The way cancers make a chaotic mess of their genetic code in order to thrive has been explained by UK researchers.
Cancer cells can differ hugely within a tumour - it helps them develop ways to resist drugs and spread round the body.
A study in the journal Nature showed cells that used up their raw materials became "stressed" and made mistakes copying their genetic code.
Scientists said supplying the cancer with more fuel to grow may actually make it less dangerous.
Most normal cells in the human body contain 46 chromosomes, or bundles of genetic code. However, some cancerous cells can have more than 100 chromosomes.
And the pattern is inconsistent - pick a bunch of neighbouring cells and they could each have different chromosome counts.

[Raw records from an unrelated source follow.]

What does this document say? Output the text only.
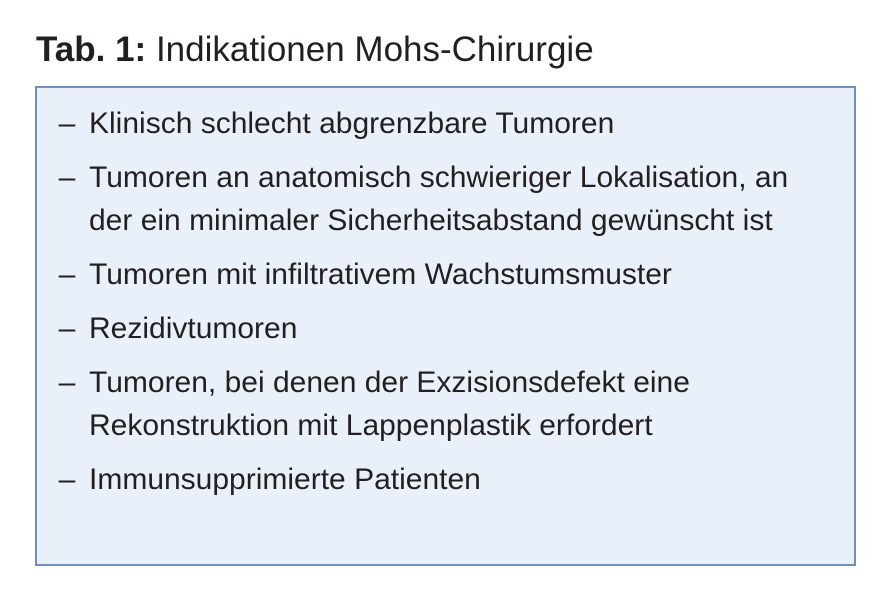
Tab. 1: Indikationen Mohs-Chirurgie
– Klinisch schlecht abgrenzbare Tumoren
– Tumoren an anatomisch schwieriger Lokalisation, an der ein minimaler Sicherheitsabstand gewünscht ist
– Tumoren mit infiltrativem Wachstumsmuster
– Rezidivtumoren
– Tumoren, bei denen der Exzisionsdefekt eine Rekonstruktion mit Lappenplastik erfordert
– Immunsupprimierte Patienten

This diversity helps tumours adapt to become untreatable and colonise new parts of the body. Devising ways of preventing a cancer from becoming diverse is a growing field of research.
Chaos from order
Scientists at the Cancer Research UK London Research Institute and the University College London Cancer Institute have been trying to crack how cancers become so diverse in the first place.
It had been thought that when a cancer cell split to create two new cells, the chromosomes were not split evenly between the two.
However, lead researcher Prof Charles Swanton's tests on bowel cancer showed "very little evidence" that was the case.
Instead the study showed the problem came from making copies of the cancer's genetic code.
Cancers are driven to make copies of themselves, however, if cancerous cells run out of the building blocks of their DNA they develop "DNA replication stress".
The study showed the stress led to errors and tumour diversity.
Prof Swanton told the BBC: "It is like constructing a building without enough bricks or cement for the foundations.
"However, if you can provide the building blocks of DNA you can reduce the replication stress to limit the diversity in tumours, which could be therapeutic."
He admitted that it "just seems wrong" that providing the fuel for a cancer to grow could be therapeutic.
However, he said this proved that replication stress was the problem and that new tools could be developed to tackle it.
Future studies will investigate whether the same stress causes diversity in other types of tumour.
The research team identified three genes often lost in diverse bowel cancer cells, which were critical for the cancer suffering from DNA replication stress. All were located on one region of chromosome 18.
Prof Nic Jones, Cancer Research UK's chief scientist, said: "This region of chromosome 18 is lost in many cancers, suggesting this process is not just seen in bowel cancers.
"Scientists can now start looking for ways to prevent this happening in the first place or turning this instability against cancers."